I’ll continue my homeopathic regimen- ground cayenne and ginger, lots of water, tea, and exercise. Now I know this might seem strange because I’ve researched arachnoid cysts and many others who have them are quite inactive. If you’ve had monster migraines, you learn to not disturb the beast. But I want to unlearn this behavior. It can be a real challenge to simply “live” sometimes, without triggering a migraine. When it hits, it feels like my whole head is exploding, and somebody is stabbing me through my right eye socket with an ice pick.

I’ve had worse pain.
Ok, that’s a complete lie. I haven’t.
It makes childbirth seem like a walk in the park.
And let it be known that I have an insanely high tolerance for pain.
I have a brand on my right arm from a coat hanger- fresh off the fire.
Gangrene set in and I had to cut it out with a knife.
Yup. Ohhhhh it’s a really good thing that I quit drinking whiskey five years ago.

Anyway, back to my tragedy.

In spite of all of this cyst stuff, I’ve decided to work on some of my music over the summer. Along with compiling a few photoshop tutorials for friends, and working on a song for a young girl named Kira. She’s the daughter of a friend (photographer, naturally), and she’s in her third week of radiation treatment. That little girl is one tough cookie. I found out her favourite colour, her favourite food, and have decided that I’ll write, record and produce a track for her as a token of friendship, and as an inspiration for her to keep on fighting.

I realize that God has given me a lot of talents. A lot of them.

Singing
Songwriting
Musician (piano/guitar)
photography and various mediums of art in general
Psychotherapy- yes. Psychotherapy. And I don’t even charge people.

Let’s see…there’s cooking and wait- I’ve published a children’s book too, called: “Peanut Butter Soup”.

http://www.barnesandnoble.com/w/peanut-butter-soup-birgitta-lindsey/1006855000?ean=9781418482831

It’s a collection of witty, thought-provoking, inspirational, and motivating poems for children.

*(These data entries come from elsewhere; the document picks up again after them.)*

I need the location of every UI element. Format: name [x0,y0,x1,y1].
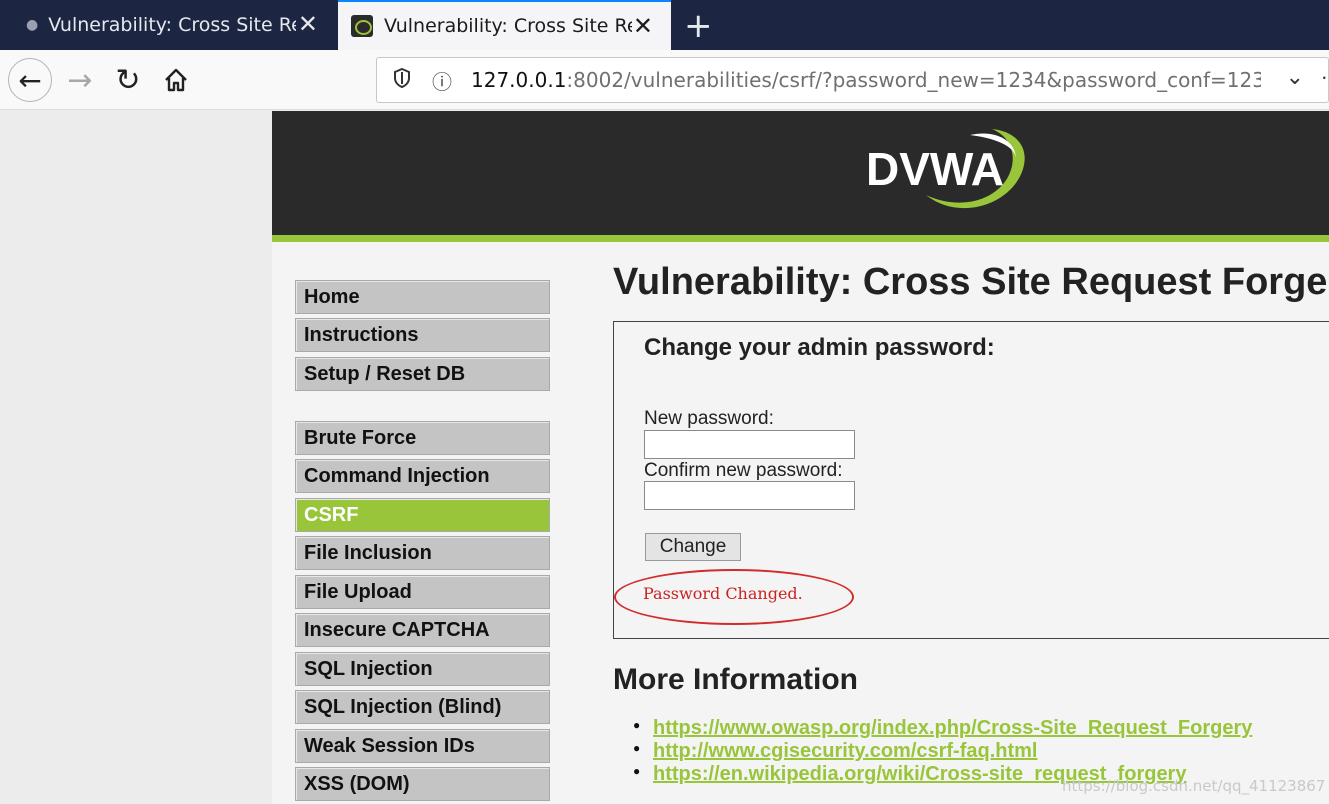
tab-title: Vulnerability: Cross Site Request Forger… [384,15,632,37]
menu-item-setup-reset-db[interactable]: Setup / Reset DB [295,357,550,391]
header-accent-stripe [272,235,1329,242]
menu-item-insecure-captcha[interactable]: Insecure CAPTCHA [295,613,550,647]
menu-item-home[interactable]: Home [295,280,550,314]
address-bar[interactable]: ⓘ 127.0.0.1:8002/vulnerabilities/csrf/?p… [376,57,1329,103]
new-password-input[interactable] [644,430,855,459]
change-button[interactable]: Change [645,533,741,561]
browser-tab-1[interactable]: ● Vulnerability: Cross Site Request Forg… [0,0,336,50]
menu-item-file-upload[interactable]: File Upload [295,575,550,609]
info-icon[interactable]: ⓘ [427,66,457,95]
confirm-password-label: Confirm new password: [644,460,843,481]
menu-item-sql-injection-blind[interactable]: SQL Injection (Blind) [295,690,550,724]
forward-arrow-icon[interactable]: → [58,58,102,102]
back-arrow-icon[interactable]: ← [8,58,52,102]
menu-item-brute-force[interactable]: Brute Force [295,421,550,455]
change-password-form: Change your admin password: New password… [613,321,1329,639]
more-info-links: https://www.owasp.org/index.php/Cross-Si… [633,717,1252,786]
browser-tab-2[interactable]: Vulnerability: Cross Site Request Forger… [338,0,671,50]
more-info-heading: More Information [613,663,858,696]
dvwa-favicon-icon [351,15,373,37]
close-icon[interactable]: ✕ [633,14,653,38]
menu-item-file-inclusion[interactable]: File Inclusion [295,536,550,570]
close-icon[interactable]: ✕ [298,12,318,36]
menu-item-xss-dom[interactable]: XSS (DOM) [295,767,550,801]
menu-item-command-injection[interactable]: Command Injection [295,459,550,493]
logo-text: DVWA [866,143,1004,195]
browser-tab-bar: ● Vulnerability: Cross Site Request Forg… [0,0,1329,50]
menu-item-weak-session-ids[interactable]: Weak Session IDs [295,729,550,763]
owasp-link[interactable]: https://www.owasp.org/index.php/Cross-Si… [653,717,1252,739]
list-item: http://www.cgisecurity.com/csrf-faq.html [633,740,1252,763]
page-header: DVWA [272,111,1329,235]
list-item: https://www.owasp.org/index.php/Cross-Si… [633,717,1252,740]
chevron-down-icon[interactable]: ⌄ [1286,65,1304,90]
url-path: :8002/vulnerabilities/csrf/?password_new… [566,68,1261,92]
menu-item-instructions[interactable]: Instructions [295,318,550,352]
new-password-label: New password: [644,408,774,429]
menu-item-csrf[interactable]: CSRF [295,498,550,532]
result-message: Password Changed. [643,584,803,603]
dvwa-page: DVWA Home Instructions Setup / Reset DB … [272,111,1329,804]
home-icon[interactable] [154,58,198,102]
tab-loading-dot-icon: ● [26,17,39,33]
more-dots-icon[interactable]: · [1321,64,1328,90]
tab-title: Vulnerability: Cross Site Request Forger… [48,14,296,36]
menu-item-sql-injection[interactable]: SQL Injection [295,652,550,686]
new-tab-button[interactable]: + [684,6,713,46]
browser-nav-bar: ← → ↻ ⓘ 127.0.0.1:8002/vulnerabilities/c… [0,50,1329,110]
shield-icon[interactable] [387,67,417,94]
url-host: 127.0.0.1 [471,68,567,92]
confirm-password-input[interactable] [644,481,855,510]
page-title: Vulnerability: Cross Site Request Forger… [613,261,1329,303]
watermark: https://blog.csdn.net/qq_41123867 [1062,777,1326,795]
dvwa-logo: DVWA [866,129,1025,209]
cgisecurity-link[interactable]: http://www.cgisecurity.com/csrf-faq.html [653,740,1038,762]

I included some of my chicken-scratch drawings with them- nothing so complicated that a child can’t mimic them. But they’re loaded with messages that raise awareness for the obese, the aging, metally challenged (hey- and mentally too!), and so on, so that kids will learn how to not bully others. Yes. I was a bedwetter until I was fourteen. (Sigh.) I’m afraid this batch of blog-tags are going to be the freakiest collection of words that might ever be listed together yet.

Perhaps I’ll actually get around to promoting that book one day, but for now, I’ll sign personal copies and ship them to friends. Like Kira. 🙂

In time, I’ll post videos. And actually sing. And play. (And stuff.)

For now, I’m soooooooo enjoying my summer break- good grief I thought this past semester was going to kill me. Seventeen credit hours (5 classes) and twenty one credit hours last semester. Not an easy thing to accomplish with blistering migraines, I will tell you. It was nothing short of miraculous that I came through so strongly, and, made mostly A’s and B’s.

Six classes to go and I’ll have my degree in Behavioral Sciences and certification in Substance Abuse.

Go me.

p.s. Mr. Chris Alia, I’ve added you to my tags, so if you ever go ego-surfing, you can find me.